I think I’m experiencing a mixed episode. I haven’t slept in 2 days and I feel pretty out of sorts. I’m not eating much either. It’s usually when I’m in a mixed state that I experience suicidal thoughts. Sometimes I can feel like I don’t want to live, however I don’t have a plan and I know I won’t hurt myself. Others, I need to get to the hospital ASAP because I feel impulsive and I know I might make a fatal mistake at any time. Currently, I still feel in control. I don’t have a plan and I don’t want to end my life. For now, I just feel bad though. Being hyper, excitable and agitated while depressed is a very unusual feeling. It’s my least favorite part of having bipolar disorder.

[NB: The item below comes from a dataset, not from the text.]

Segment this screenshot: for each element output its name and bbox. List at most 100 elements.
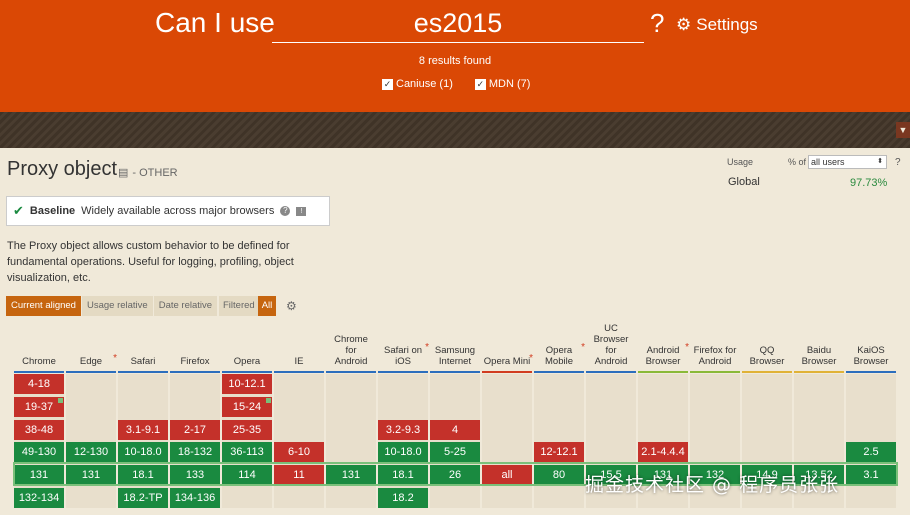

Yesterday, I was feeling very much like I didn’t want to be here. I was trying to be positive and think about my children, but nothing was helping. My medication was not doing anything for me either. It was awful. I was tempted to take myself to the hospital but at the same time, I was determined to tough it out. I happened to be scrolling through my twitter timeline when I saw a tweet from a friend of mine, updating people about her cancer treatment. She included a moving tumblr post about her experience. It stopped me in my tracks. Here I was, not wanting to live, (not really wanting to die though) and this pops up on my screen. I was so grateful. Reading about my friend’s ordeal made me very sad, don’t get me wrong. But it stopped the suicidal thoughts for the moment. I wanted to live and fight for my life so desperately when I read what she’s going through. It wasn’t that I was grateful to have my health or thankful to God that I’m not battling cancer, nothing like that; though that is true. But it was that I was so inspired by watching her fight to get better. I felt like, I can do that too! It was a good moment and I’m grateful to Allah that He knew how to fix my errant thought process with such a story.

This has happened once before. Me feeling like I wanted to leave the planet and then reading something which changed my thinking (I’ll talk about that in another post). Suicidality is like that. You can be so ready to go one moment, but then rational and wanting to stick it out the next. That’s one of the tragedies of suicide. When people are successful at taking their life, I wish they could know that things do get better. I wish they could realize that those bad feelings pass, and it doesn’t always feel so hopeless. Maybe if people could see to the other side of that awful emptiness and pain, they’d think twice about ending their life. Maybe. I’m addressing myself as well when I say this.

I’m happy that I don’t feel suicidal right now. And I hope that this episode passes without incident. I really don’t want to have to go to the hospital if I don’t have to. For now, I’ll try to fix things myself and talk to my therapist. But I know the hospital is there if I need it.